C’est la rondelette somme d’argent que doivent débourser, depuis le mois d’août, les aficionados du ballon rond pour visionner l’intégralité de la L1, entre l’abonnement à Canal+ et celui à Orangefoot, diffuseurs de la L1. C’est aussi 10% d’un Smic…

50 000 abonnés à Orange
Bien difficile à assumer pour un portefeuille de plus en plus mince. Car depuis la fin de “Téléfoot” et de “France 2 foot”, il n’existe plus qu’une infime fenêtre de “gratuité” pour voir la L1 avec “Canal Football Club” qui diffuse les images du Championnat le dimanche soir à partir de... 19 h40. D’ où le sentiment d’un manque de visibilité du Championnat et d’une grogne perceptible aussi chez les présidents de club (Diouf et Triaud, notamment). Depuis son arrivée dans le foot, Orange est au centre des mécontentements au regard de son nombre d’abonnés (50 000) et du surcoût à payer : “C’est le problème de la LFP”, se défend Xavier Couture, patron des contenus d’Orange. “La Ligue savait que Canal ne voulait plus mettre la même somme d’argent. Au moment de l’appel d’offres,
elle a trouvé en Orange un relais. A partir de là, comme c’était le cas avec TPS, il faut deux abonnements si on veut tout voir. Mais nous ne sommes pas responsables de ce que la Ligue a souhaité faire.” Car si la belle famille du football français est sortie repue de la vente des droits de la
L1, à l’image du président de la Ligue, Frédéric Thiriez, aujourd’hui les problèmes apparaissent au grand jour.

Une patate chaude
La Ligue a ainsi demandé à Orange d’accélérer sa communication autour des modalités d’abonnement.

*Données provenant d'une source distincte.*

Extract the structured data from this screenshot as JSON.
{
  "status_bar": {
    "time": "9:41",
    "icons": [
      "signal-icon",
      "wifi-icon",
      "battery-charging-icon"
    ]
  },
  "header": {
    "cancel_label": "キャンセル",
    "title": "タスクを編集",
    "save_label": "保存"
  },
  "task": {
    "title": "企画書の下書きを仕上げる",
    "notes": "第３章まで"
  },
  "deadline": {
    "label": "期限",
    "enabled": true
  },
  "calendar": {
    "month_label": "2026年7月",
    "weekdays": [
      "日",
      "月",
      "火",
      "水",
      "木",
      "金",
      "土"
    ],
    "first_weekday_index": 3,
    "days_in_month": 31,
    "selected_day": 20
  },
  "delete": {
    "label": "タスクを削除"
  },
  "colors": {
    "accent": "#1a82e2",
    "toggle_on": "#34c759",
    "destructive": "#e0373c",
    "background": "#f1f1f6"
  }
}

Pourtant, Couture ne veut pas être le bouc émissaire : “Je veux bien qu’on fasse semblant de découvrir les choses aujour­d’hui, mais lorsque nous avons eu les droits, il y avait zéro abonné à Orange. La Ligue le savaient, il ne fallait pas nous attribuer les droits.” En attendant, si du côté des principaux responsables on se rejette la balle, c’est le supporter qui est piégé.